Can I only choose to do white magic, I am scared by dark magic…

Magic is not dark, nor white, just as electrical currents can kill you or be useful in your life. Magic is not good nor bad, it just is, and it will work towards the objective you have set for it. When people talk about dark, red, green or white magic they are usual referring to the purpose towards which they are setting magical forces at work: destruction, passion, love or healing. There are reductionist definitions, as life is much more complex in reality. For example, sometimes a destructive work is necessary to restore a solution to a previous condition, or to eliminate dangerous forces. Is this dark or white magic?

Is practicing witchcraft a dangerous things? Will bad things happen to me if a ritual goes wrong?

Two things can happen to beginners if a ritual goes wrong. The first is : nothing. As the practitioner might not have developed the will and the skills to practice spellwork effectively, nothing may happen. In the case the beginner does develop the right attitude and mindset, and a spell goes wrong… well, it depends on the spell. The most recurrent example is of the witch that trying to make a man love her man love her ends up generating obsessive compulsive relationships which make their lives – and those of the partners – miserable. A spell ‘gone wrong’ most likely means a result which is different from the one envisioned. This can be just disappointing, or totally shattering, it will always depend on the situation. The obvious advice here is : do not walk further than your feet allow you, develop your skills step by step. Mistakes will occur, but the practicing witch should take them into account and take the appropriate precautions. This also means thinking in advance of how to undo something gone wrong.

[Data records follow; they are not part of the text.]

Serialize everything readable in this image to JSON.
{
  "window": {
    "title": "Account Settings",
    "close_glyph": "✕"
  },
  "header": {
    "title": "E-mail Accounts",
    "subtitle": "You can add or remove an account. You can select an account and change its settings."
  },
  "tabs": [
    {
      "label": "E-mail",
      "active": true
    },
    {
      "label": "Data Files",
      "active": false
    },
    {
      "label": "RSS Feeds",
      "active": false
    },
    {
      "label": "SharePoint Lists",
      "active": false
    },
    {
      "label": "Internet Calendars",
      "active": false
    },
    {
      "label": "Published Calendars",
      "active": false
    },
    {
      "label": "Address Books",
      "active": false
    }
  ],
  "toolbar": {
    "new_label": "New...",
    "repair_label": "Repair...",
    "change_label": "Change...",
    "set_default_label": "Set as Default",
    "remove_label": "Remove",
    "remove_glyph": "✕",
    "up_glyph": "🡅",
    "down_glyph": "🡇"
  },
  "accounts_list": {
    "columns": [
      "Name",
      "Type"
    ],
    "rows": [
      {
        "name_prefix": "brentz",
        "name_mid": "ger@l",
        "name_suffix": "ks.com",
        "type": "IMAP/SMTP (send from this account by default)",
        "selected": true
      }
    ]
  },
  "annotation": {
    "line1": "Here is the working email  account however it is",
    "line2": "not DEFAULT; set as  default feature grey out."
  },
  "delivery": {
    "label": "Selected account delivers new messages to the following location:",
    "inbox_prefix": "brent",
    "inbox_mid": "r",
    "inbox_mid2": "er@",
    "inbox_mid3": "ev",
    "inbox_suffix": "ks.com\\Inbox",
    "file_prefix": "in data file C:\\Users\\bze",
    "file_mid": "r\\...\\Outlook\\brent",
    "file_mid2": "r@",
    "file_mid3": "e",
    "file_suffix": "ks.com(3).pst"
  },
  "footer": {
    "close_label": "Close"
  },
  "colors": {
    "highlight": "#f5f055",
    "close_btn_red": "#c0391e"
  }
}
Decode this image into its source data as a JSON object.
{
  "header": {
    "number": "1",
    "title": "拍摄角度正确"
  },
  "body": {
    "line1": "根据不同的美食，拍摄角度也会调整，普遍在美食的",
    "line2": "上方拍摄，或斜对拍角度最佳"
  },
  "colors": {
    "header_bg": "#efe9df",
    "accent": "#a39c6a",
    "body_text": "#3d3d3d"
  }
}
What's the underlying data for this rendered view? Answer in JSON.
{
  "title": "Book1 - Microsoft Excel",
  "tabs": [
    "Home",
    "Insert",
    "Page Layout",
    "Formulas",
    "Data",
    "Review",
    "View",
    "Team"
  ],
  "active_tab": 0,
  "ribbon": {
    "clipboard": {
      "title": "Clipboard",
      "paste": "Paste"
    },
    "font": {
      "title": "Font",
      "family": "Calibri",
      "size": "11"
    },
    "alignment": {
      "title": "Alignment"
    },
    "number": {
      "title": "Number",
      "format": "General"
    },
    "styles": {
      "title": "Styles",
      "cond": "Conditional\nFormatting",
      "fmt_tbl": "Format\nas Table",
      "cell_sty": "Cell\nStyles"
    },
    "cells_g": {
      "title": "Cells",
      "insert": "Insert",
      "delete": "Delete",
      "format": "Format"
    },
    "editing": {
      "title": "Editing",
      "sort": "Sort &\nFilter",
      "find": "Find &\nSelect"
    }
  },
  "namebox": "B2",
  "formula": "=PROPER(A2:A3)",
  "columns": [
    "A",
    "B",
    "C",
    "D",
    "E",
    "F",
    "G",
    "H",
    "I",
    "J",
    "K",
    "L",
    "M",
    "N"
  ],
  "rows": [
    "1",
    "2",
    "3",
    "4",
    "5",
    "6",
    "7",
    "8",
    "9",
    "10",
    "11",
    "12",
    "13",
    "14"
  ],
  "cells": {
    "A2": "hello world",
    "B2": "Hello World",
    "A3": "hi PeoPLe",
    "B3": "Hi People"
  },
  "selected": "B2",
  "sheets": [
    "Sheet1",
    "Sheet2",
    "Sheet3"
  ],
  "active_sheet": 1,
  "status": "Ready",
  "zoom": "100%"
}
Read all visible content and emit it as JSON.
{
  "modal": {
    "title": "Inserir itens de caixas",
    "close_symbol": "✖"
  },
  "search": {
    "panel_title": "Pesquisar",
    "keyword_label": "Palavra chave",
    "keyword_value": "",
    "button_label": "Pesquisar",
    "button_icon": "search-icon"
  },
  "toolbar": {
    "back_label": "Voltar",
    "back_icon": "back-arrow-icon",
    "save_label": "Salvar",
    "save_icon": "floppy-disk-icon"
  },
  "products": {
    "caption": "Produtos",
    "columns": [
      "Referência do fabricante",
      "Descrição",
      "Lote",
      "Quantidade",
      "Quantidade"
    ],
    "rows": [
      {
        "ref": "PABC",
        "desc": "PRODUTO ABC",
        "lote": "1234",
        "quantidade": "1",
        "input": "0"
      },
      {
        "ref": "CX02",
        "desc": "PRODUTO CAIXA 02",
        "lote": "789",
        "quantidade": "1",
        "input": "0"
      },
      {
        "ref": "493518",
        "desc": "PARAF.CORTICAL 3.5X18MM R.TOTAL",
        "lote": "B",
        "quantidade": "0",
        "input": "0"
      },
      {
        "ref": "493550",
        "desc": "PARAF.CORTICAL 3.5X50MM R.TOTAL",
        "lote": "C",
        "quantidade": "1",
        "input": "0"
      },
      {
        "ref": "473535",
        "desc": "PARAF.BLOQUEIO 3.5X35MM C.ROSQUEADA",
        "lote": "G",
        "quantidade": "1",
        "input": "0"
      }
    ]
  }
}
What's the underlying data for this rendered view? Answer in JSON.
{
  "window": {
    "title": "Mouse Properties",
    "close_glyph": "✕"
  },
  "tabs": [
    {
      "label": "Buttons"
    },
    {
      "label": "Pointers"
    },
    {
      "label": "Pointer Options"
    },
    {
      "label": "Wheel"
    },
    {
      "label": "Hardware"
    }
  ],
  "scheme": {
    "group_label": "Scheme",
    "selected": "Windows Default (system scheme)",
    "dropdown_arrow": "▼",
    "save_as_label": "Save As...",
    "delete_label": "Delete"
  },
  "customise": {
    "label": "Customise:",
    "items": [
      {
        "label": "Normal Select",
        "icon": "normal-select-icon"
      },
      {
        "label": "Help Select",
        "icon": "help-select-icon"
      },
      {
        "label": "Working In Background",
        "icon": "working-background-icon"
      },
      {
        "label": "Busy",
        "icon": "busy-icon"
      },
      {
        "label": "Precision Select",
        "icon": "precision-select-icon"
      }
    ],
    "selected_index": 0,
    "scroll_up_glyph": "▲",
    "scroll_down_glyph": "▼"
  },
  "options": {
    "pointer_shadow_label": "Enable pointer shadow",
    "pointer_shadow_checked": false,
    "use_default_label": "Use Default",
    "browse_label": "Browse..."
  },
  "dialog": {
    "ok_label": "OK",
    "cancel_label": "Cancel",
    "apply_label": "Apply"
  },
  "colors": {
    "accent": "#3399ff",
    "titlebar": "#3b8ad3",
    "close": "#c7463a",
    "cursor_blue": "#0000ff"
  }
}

I heard of the Law of Three, that everything good or bad shall return threefold

That is Wicca. Wiccan practitioners believe that any magical action will return to the practitioner multiplied by three times. However, wiccan practitioners also admit that this ‘law’ was deliberately introduced by the funder of their movement, Mr Gerald Gardner, and that it is a reformulation of the concept of karma.

There are no ‘laws’ in witchcraft, and the law of three represents a very mechanical view of how magic works. Most witchcraft practitioners will admit that there is ‘blow of return’ when practicing magic in most cases, but to say that it always happens and it is always threefold is pure abstraction. The most common witness of such blow of return is seen in people who practice particular forms of magical healing, who seem often to gain in health and longevity as they practice them. Practicing sex magic may also strongly affect one’s sexuality, in ways that inextricably combine the ‘magical’ and the ‘psychological’. Practicing aggressive magic can bring blows of return. However, sometimes these are just little bothering consequences, at times they might be more serious. The experienced witch should know how to take precautions against undesired ‘blows of return’ and to act pre-emptively.

Do you worship the devil?

No. We do not worship the devil, as the devil is an invention of the Christian churches to name all the existing entities which do not conform to the absolute purity and monolithic mercy of the New Testament God. The imagery of the devil was built upon pagan representations of spirits of nature, such as the Greek Pan and the Nordic Cernunnos. One of the names for the devil, Lucifer, derives from the name of a Roman pagan god, Lux fero, the Light Bringer.

Witches may call such entities in their rituals, but they are not calling the Christian Satan, also known as ‘the devil’. We work with entities of nature, which may represent passion, forestry, the subconscious and chaos.

Is witchcraft a religion?

For some people it is, for other is not. Many practitioners of witchcraft are agnostic. Many are pagans, especially wiccans.